The manner in which Jeanne looked Falstaff in the eye in that lingering moment was penetratable to the very core of the heart and would not be forgotten.

Jeanne faced seventy charges and was unfairly trialled in a lawless inquisition in Rouen, the northern French city adopted by the English as their provinciial capital.

She was accused, amongst other things,  of wearing mens clothes, of cutting her hair like a pageboy, of horse theft and being a heretic and a witch.

The charges were, of course, trumped up to have her removed from the fray and discredit France as a nation.

You can bet your bottom dollar that Falstaff was there as the indictment was read out to her.

We can only imagine that attempts were made to abuse her in custody but she remained until her last breath a young woman, just nineteen at deaths door, of unbreakable piety, chastity and humility whose courage and conviction could not be broken.

She was to be burnt at the stake in the old market square of Rouen at first light on the morning of 30th May 1431.

Falstaff’s remorseless face was the last Jeanne saw before she died and her echoing screech that they her accusers could take her life but not her heart could be heard for miles around.

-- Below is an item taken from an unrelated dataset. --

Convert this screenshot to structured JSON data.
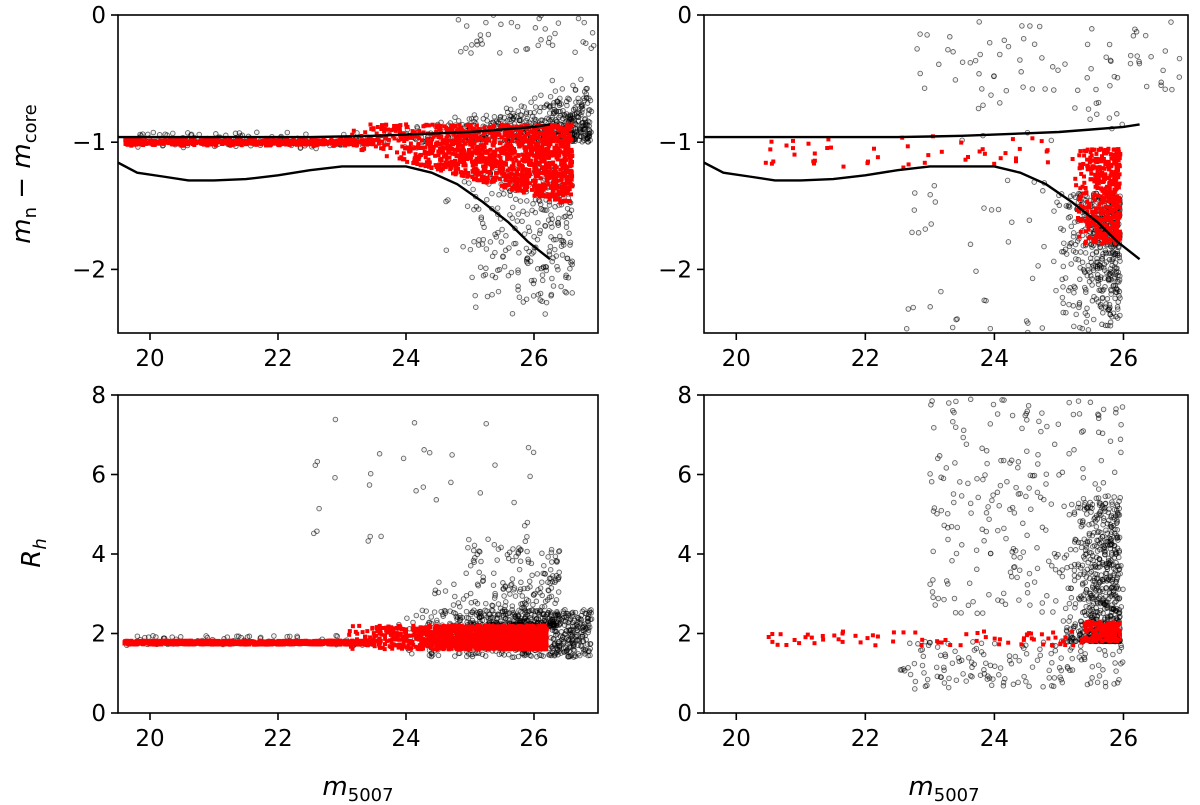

Jeanne d’Arc.  La Purcell, as she preferred to be called.  The Maid of Orleans.  Call her what you will.  Heroine of the French people to this day.

The Hundred Years War came to an end in 1453 when the English realized that the French could not be defeated for  territory in their own backyard.

With some lamentable degree of irony, her face and voice was the last echo of humanity in Falstaff’s world when he finally kicked the bucket a few years after the end of the war in 1459.

William Shakespeare did not write history per se but he certainly interpreted it.

Falstaff may have had the last laugh in battle but Jeanne won the war for France.